Reputation: 21
I have just started learning python and struggling with this code. I have a dataframe which looks like shown in graph.
I want to find the first occurrence of the window in the dataframe which has certain number of values greater than threshold.
For Exmaple:
Let's say dataframe is 1000000 values in dimension. I want divide this in sliding window of 1000 and need to know whether this 1000 values alteast have 10 values which are greater than certain threshold.

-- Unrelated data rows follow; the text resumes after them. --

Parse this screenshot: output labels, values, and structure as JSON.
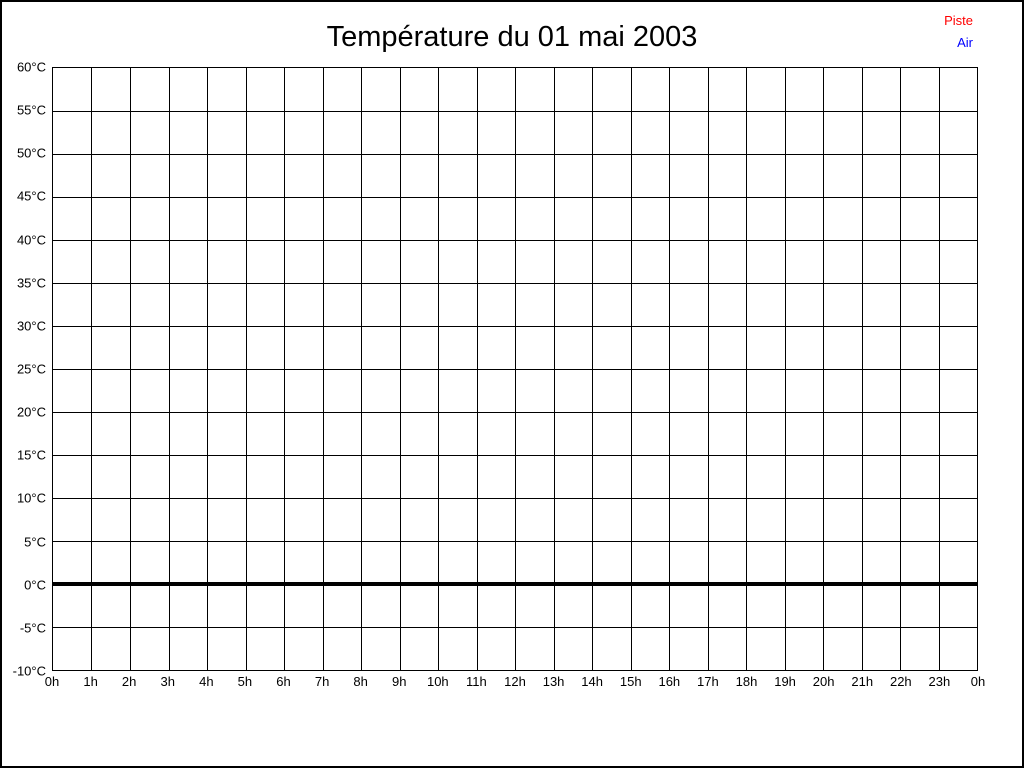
{
  "title": "Température du 01 mai 2003",
  "legend": {
    "items": [
      {
        "label": "Piste",
        "color": "#ff0000"
      },
      {
        "label": "Air",
        "color": "#0000ff"
      }
    ]
  },
  "chart_data": {
    "type": "line",
    "title": "Température du 01 mai 2003",
    "x_axis": {
      "unit": "hour",
      "range": [
        0,
        24
      ],
      "tick_labels": [
        "0h",
        "1h",
        "2h",
        "3h",
        "4h",
        "5h",
        "6h",
        "7h",
        "8h",
        "9h",
        "10h",
        "11h",
        "12h",
        "13h",
        "14h",
        "15h",
        "16h",
        "17h",
        "18h",
        "19h",
        "20h",
        "21h",
        "22h",
        "23h",
        "0h"
      ]
    },
    "y_axis": {
      "unit": "°C",
      "range": [
        -10,
        60
      ],
      "step": 5,
      "tick_labels": [
        "60°C",
        "55°C",
        "50°C",
        "45°C",
        "40°C",
        "35°C",
        "30°C",
        "25°C",
        "20°C",
        "15°C",
        "10°C",
        "5°C",
        "0°C",
        "-5°C",
        "-10°C"
      ]
    },
    "grid": true,
    "legend_position": "top-right",
    "zero_line": {
      "value": 0,
      "color": "#000000",
      "thickness_px": 4
    },
    "series": [
      {
        "name": "Piste",
        "color": "#ff0000",
        "points": []
      },
      {
        "name": "Air",
        "color": "#0000ff",
        "points": []
      }
    ]
  },
  "colors": {
    "background": "#ffffff",
    "frame": "#000000",
    "grid": "#000000",
    "text": "#000000"
  }
}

If first window (point 0-999) does not have the atleast 10 values greater than certain threshold, window will slide and consider values 1-1000. I have to find the index of the first occurrence of window which has atleast 10 values greater than threshold.
Also as I am dealing here streaming data, I need to stop the search when such window in dataframe occurs.
I tried this code but getting key error and not able to solve the problem.
for i in np.arange(0,len(data)-999):
for j in np.arange(0,1000):
if data[i+j]>threshold:
var_count=var_count+1
if var_count>10:
print("Anomaly has occurred")
Sample data looks like this which has around 1.8 million rows.
Sample data could looke like this
data_sample=[1,1,0,0,0,2,1,1,1,1,1,2,1,1,1,1,1,1,2,1,2,2,1,0,0,2,2,2,2,1,1,1]
data_sample=pd.DataFrame(data_sample)
threshold=1
window=5
in that I need at least 2 values which are greater than 1
which would return the index 18 as at that index my window of length 5 has at least 2 values which are greater than 1.
Upvotes: 2
Views: 760
Reputation: 45752
You can do it with convolution:
threshold = 10
window_size = 5
count_threshold = 3
kernel = np.ones(window_size)
over_threshold = (data['relevant_column'] > threshold).values
running_count = np.convolve(kernel, over_threshold)
np.nonzero(running_count >= count_threshold)[0]
Or a similar idea using pandas rolling:
np.where(((data['relevant_column'] > threshold).rolling(window_size).sum() >= count_threshold))
Upvotes: 3